Phillip Burness & Kevin McMullin
Video: (if the video does not load within this page, click on its top right “external window” button to watch it in another window)
Link to the paper: here
Abstract: Work on the learnability of tier-based string-to-string functions has so far been limited to those that operate over a single tier. Such functions are, however, generally incapable of modelling multiple simultaneous processes. It is relatively easy to define a class of multi-tiered functions that can handle more than one process at a time, but doing so has negative consequences for learnability. Namely, we conjecture that it is difficult if not impossible to efficiently learn any arbitrary set of tiers from positive data alone. We thus describe the strongly target-specified subclass of multitiered functions, whose tiers can be efficiently identified from positive data. In these functions, each input element is associated with a single tier that on its own can fully determine what the element is mapped to. When the tiers act independently in this way, we can learn them in isolation from each other. A transducer representation of the target function can then be constructed using the discovered tiers.
Any question or comment can be made using the comment section of the page below.
Thanks for the interesting paper! I’m a little worried about the complexity bounds for finding the tier. Do you have a sense that those can be improved upon?
A related question is how does this algorithm compare to OSTIA on the kinds of data and processes you are considering. OSTIA is cubic time in the size of the data and can learn any subsequential function. The functions you are considering are subsequential so… what is the benefit to finding a tier in ^4 or ^5 of the data?
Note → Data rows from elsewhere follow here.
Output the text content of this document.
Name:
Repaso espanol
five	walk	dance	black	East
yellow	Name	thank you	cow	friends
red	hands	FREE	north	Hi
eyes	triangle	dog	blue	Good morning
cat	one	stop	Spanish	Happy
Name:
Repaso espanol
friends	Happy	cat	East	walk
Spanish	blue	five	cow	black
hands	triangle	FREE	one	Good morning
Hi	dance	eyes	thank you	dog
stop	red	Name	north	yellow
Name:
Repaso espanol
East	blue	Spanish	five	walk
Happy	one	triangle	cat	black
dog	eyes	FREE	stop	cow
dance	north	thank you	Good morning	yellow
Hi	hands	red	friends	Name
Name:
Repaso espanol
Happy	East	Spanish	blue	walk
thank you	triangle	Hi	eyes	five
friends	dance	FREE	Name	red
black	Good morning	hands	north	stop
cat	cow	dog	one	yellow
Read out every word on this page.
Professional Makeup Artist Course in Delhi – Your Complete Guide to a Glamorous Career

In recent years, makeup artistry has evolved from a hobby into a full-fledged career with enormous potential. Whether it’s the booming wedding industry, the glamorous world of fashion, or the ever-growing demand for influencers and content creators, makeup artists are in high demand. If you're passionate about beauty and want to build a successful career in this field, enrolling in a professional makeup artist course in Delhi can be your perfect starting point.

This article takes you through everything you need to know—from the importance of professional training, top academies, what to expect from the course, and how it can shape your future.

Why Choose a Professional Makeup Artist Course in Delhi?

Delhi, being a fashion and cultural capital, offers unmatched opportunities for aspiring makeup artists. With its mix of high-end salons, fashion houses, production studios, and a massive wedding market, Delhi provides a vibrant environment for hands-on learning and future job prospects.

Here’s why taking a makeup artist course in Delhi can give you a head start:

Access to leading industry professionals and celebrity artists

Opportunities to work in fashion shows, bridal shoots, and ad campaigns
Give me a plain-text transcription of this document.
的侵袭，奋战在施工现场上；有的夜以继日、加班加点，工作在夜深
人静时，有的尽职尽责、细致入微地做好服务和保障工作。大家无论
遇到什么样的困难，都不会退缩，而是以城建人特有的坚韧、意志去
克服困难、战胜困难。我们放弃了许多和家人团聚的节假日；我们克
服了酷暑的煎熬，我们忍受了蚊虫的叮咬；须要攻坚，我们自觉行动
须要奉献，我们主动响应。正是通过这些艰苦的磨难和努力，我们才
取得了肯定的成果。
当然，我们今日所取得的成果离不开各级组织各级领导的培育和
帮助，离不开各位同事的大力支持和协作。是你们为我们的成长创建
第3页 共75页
The ISL and OSL learning algorithms of Chandlee et al. had guarantees in quadratic time so that was a reason to use those instead of OSTIA if one had a priori knowledge that the target functions belonged to that class.
I’m also wonder to what extent the ideas on tier-identification for formal languages (not functions) in Lambert (this conf) could help facilitate tier-identification in your work.
Finally, another interesting comparison to make in addition to OMTSL_2 to OSTIA would be to take a look at SP functions (which I think you also have work on)
Thank you for these great questions!
The main goal for this research was not necessarily to beat OSTIA at learning the relevant functions, but to see whether their tiers could be identified efficiently at all. As you rightfully point out, though, the increase from O(n^3) to O(n^5) when compared to OSTIA is disappointingly large. The bulk of the time complexity comes from (1) calculating relevant contributions and (2) extracting information about the prefix function. Kevin and I implement both of these processes by effectively doing nested reads of the sample, but it may be possible to obviate this problematic nesting by using an onward Prefix Tree Transducer (PTT). I suspect that passing the sample once through its onward PTT could (with the right heuristics) extract the contributions necessary to determine the safe/unsafe status of a hypothesized tier element. If this turns out to be the case, the time complexity of tier discovery would reduce to the time complexity of building the onward PTT, which is O(n^2) in the size of the sample.
While I don’t yet know what Lambert’s augmented subsequences would look like in the function case, adapting them to functions is certainly a promising direction. In particular, I think doing so could help with learning the tiers of (M)TSL_k functions for k > 2, which evade the existing algorithms.
Kevin and I are indeed working on SP functions, and the SP_2 functions can handle most of the same patterns as the strongly target-specified MTSL_2 functions, provided there are no “blocking” effects. Learning an SP function requires only the transducer-building step, and modifications of the ISL/OSL algorithms can achieve this while maintaining O(n^2) time complexity, so by virtue of not requiring a tier-discovery step, SP learning is more straightforward than (M)TSL learning. The issue for learning SP functions is that their transducers are exponential in the size of the alphabet, making the amount of necessary data impractical for most cases, since the ISL/OSL algorithms require O(n^2) data in the size of the target transducer. We haven’t yet found a good way of factoring these transducers into a group smaller machines (as is done in some work on SP languages and their acceptors) but finding the right such method could make SP function learning more practical than MTSL function learning when the pattern belongs to both classes.
Thanks. I would love to chat with you how to factor SP functions!